Scarborough resident Roger Doiron is interested in protecting Benjamin Farm from residential development because turning the property into a working agricultural landscape is a way for the town to become more self reliant in terms of food production.
“There has to be a commitment on the part of residents in the sense that they have to see the value of the farm, not simply the aesthetic value of those rolling hills and untouched forest land,” Doiron said.
Last year Doiron served on a task force appointed by the Maine legislature that addressed the state’s food policy.
“This one farm is important, but we need to think about this in a larger perspective in terms of what Scarborough residents are eating and what they will be eating 20 years from now . . .every town, community and neighborhood needs to be thinking about how we can be making some type of gesture that gets us a little bit closer toward being self reliant in terms of our food production,” he said.
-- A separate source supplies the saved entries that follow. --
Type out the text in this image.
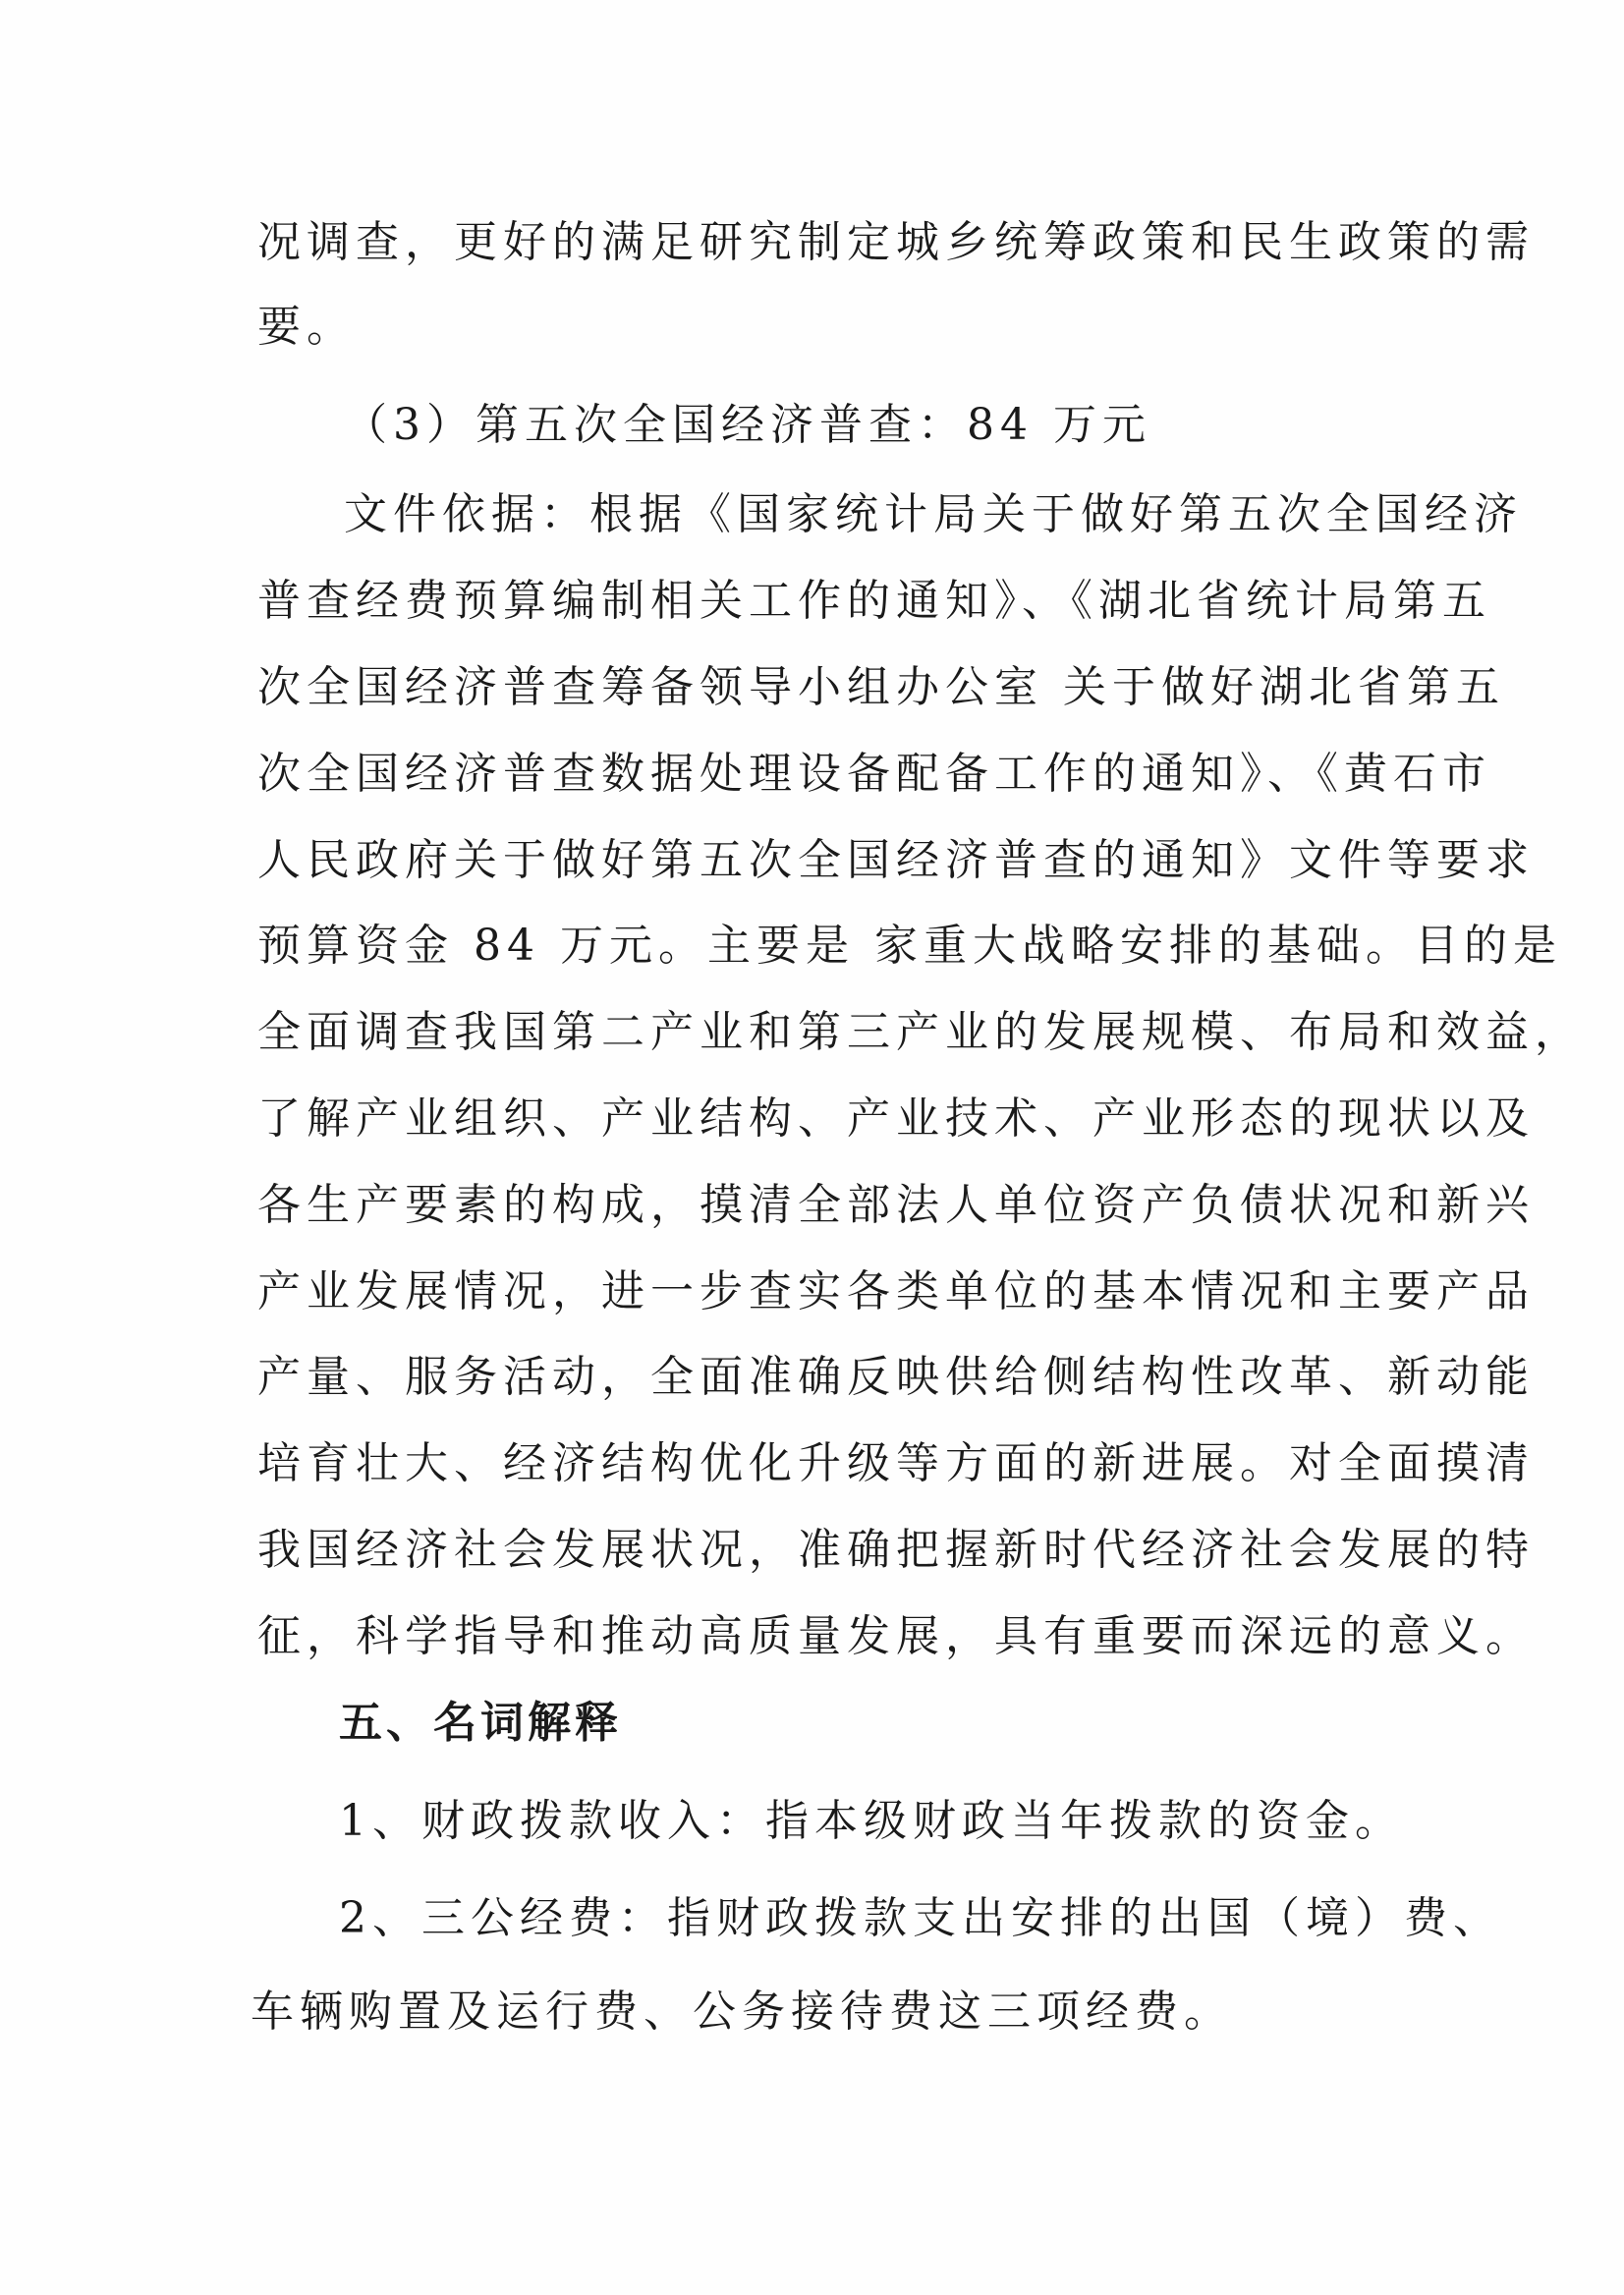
况调查，更好的满足研究制定城乡统筹政策和民生政策的需
要。
（3）第五次全国经济普查：84 万元
文件依据：根据《国家统计局关于做好第五次全国经济
普查经费预算编制相关工作的通知》、《湖北省统计局第五
次全国经济普查筹备领导小组办公室 关于做好湖北省第五
次全国经济普查数据处理设备配备工作的通知》、《黄石市
人民政府关于做好第五次全国经济普查的通知》文件等要求
预算资金 84 万元。主要是 家重大战略安排的基础。目的是
全面调查我国第二产业和第三产业的发展规模、布局和效益，
了解产业组织、产业结构、产业技术、产业形态的现状以及
各生产要素的构成，摸清全部法人单位资产负债状况和新兴
产业发展情况，进一步查实各类单位的基本情况和主要产品
产量、服务活动，全面准确反映供给侧结构性改革、新动能
培育壮大、经济结构优化升级等方面的新进展。对全面摸清
我国经济社会发展状况，准确把握新时代经济社会发展的特
征，科学指导和推动高质量发展，具有重要而深远的意义。
五、名词解释
1、财政拨款收入：指本级财政当年拨款的资金。
2、三公经费：指财政拨款支出安排的出国（境）费、
车辆购置及运行费、公务接待费这三项经费。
Swaney said she has observed much public support behind preserving this land, but that further steps in terms of finding financial support for the project cannot be taken until the SLCT board is able to sit down with the Benjamin family.
“I was friends with Mr. Benjamin, as were a lot of people in town. His idea for that farm was that it would continue to be a farm and be open,” Swaney said, and added, “The family is trying to honor their father’s wishes, but I understand they also want to get the value out of the property. We’re all for paying what the property is worth.”
Swaney said the SLCT has had much success since its inception in 1977 as they manage more than 1,000 acres in Scarborough.